There’s a revolutionary feel about
Waller-Bridge’s brilliant one-woman show although – in an ideal world – there really
wouldn’t be. After all, there isn’t anything shocking or new in here. ‘Fleabag’
is about a highly sexualised, cynical, mildly warped and fairly self-obsessed
young woman. It is about masturbation and endless porn; dirty one night stands,
filthy threesomes and silly sentimental boyfriends. If ‘Fleabag’ had been
performed by a man, it’d be lazy and rude. Performed by woman, it becomes a
brave, funny and revealing piece of theatre.
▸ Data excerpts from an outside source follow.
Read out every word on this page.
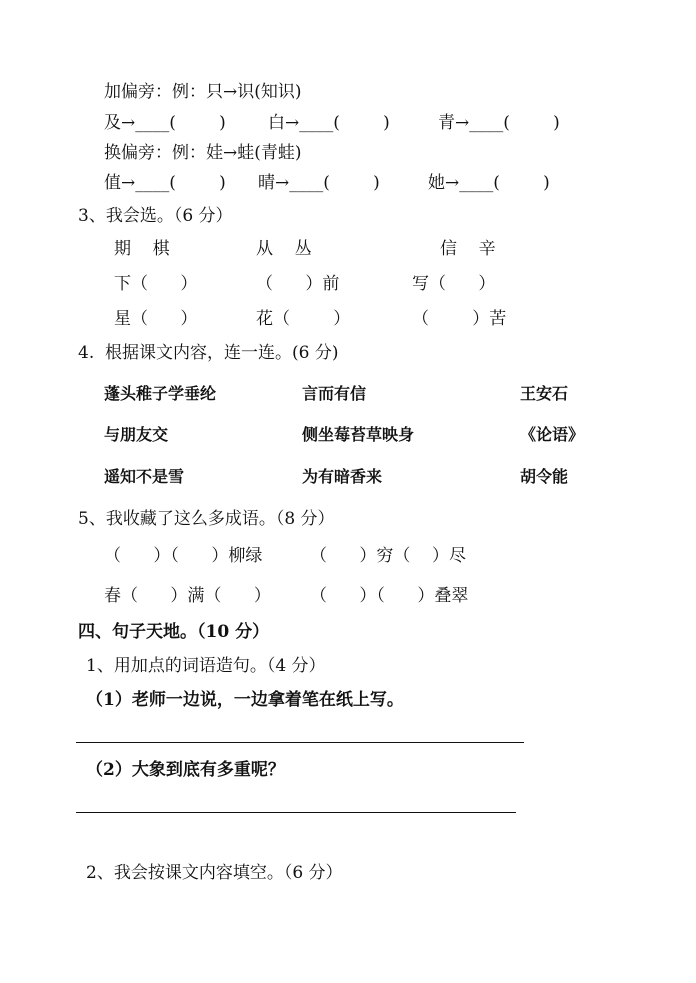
加偏旁：例：只→识(知识)
及→____(        ) 白→____(        )	青→____(        )
换偏旁：例：娃→蛙(青蛙)
值→____(        ) 晴→____(        )	她→____(        )
3、我会选。（6 分）
期    棋	从    丛	信    辛
下（      ）	（      ）前	写（      ）
星（      ）	花（        ）	（        ）苦
4.  根据课文内容，连一连。(6 分)
蓬头稚子学垂纶	言而有信	王安石
与朋友交	侧坐莓苔草映身	《论语》
遥知不是雪	为有暗香来	胡令能
5、我收藏了这么多成语。（8 分）
（      ）（      ）柳绿	（      ）穷（    ）尽
春（      ）满（      ） （      ）（      ）叠翠
四、句子天地。（10 分）
1、用加点的词语造句。（4 分）
（1）老师一边说，一边拿着笔在纸上写。
（2）大象到底有多重呢？
2、我会按课文内容填空。（6 分）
At every turn, Waller-Bridge and
director Vicky Jones play with our expectations of women - and women in
theatre. Surprisingly, for a show that feels so goddam hip and of the moment, the
humour is pretty old fashioned. There’s a touch of Tommy Cooper to
Waller Bridge and her verbal gags, which often depend on just a slight twist in meaning or delayed punch line. Some of the jokes are so triumphantly cheesy, you half expect
to hear the clang of a cymbal. But these are old-school jokes told
by a woman about a man and, for some mildly depressing but important reason,
that makes them sharp and shocking and relevant.
‘Fleabag’ is also packed with
visual gags which, if performed by man, would feel embarrassing and clichéd. Yet
put an old school joke into the body of woman and, weirdly and revealingly, it
feels brand new. At one point, Waller Bridge lifts up her top and accidentally reveals
her bra. If a man dropped his trousers on-stage we would grown – yet a woman
lifts her top and we all burst out laughing. It’s the discrepancies in our
instinctive reactions that really get one thinking here.
There is a brilliant sequence
when Waller-Bridge hides inside the toilets and takes a series of dirty
photos to send to her boyfriend. She spends a lot of time stretching over,
trying to take a photo of her arsehole. The weariness on Waller-Bridge’s face
is very funny but insightful too. The boredom etched across Waller-Bridge’s
face, as she patiently photographs her boobs, taps into the conflict between men's casual sexual fantasies and the dull and seriously un-sexy physical graft they implicitly demand.
There’s plenty of sex in ‘Fleabag’
put precious little warmth or affection. Waller-Bridge and director Vicky Jones
play around with the instinctive connections we still make between women and emotional
sustenance. We are repeatedly led down emotional cul-de-sacs. Little anecdotes feel
like they might be heading somewhere kind or comforting - until, at the very
last minute, Waller-Bridge cums all over her sad little story. Eyes
glinting at her audience, Waller-Bridge dares us to expect her to be kind.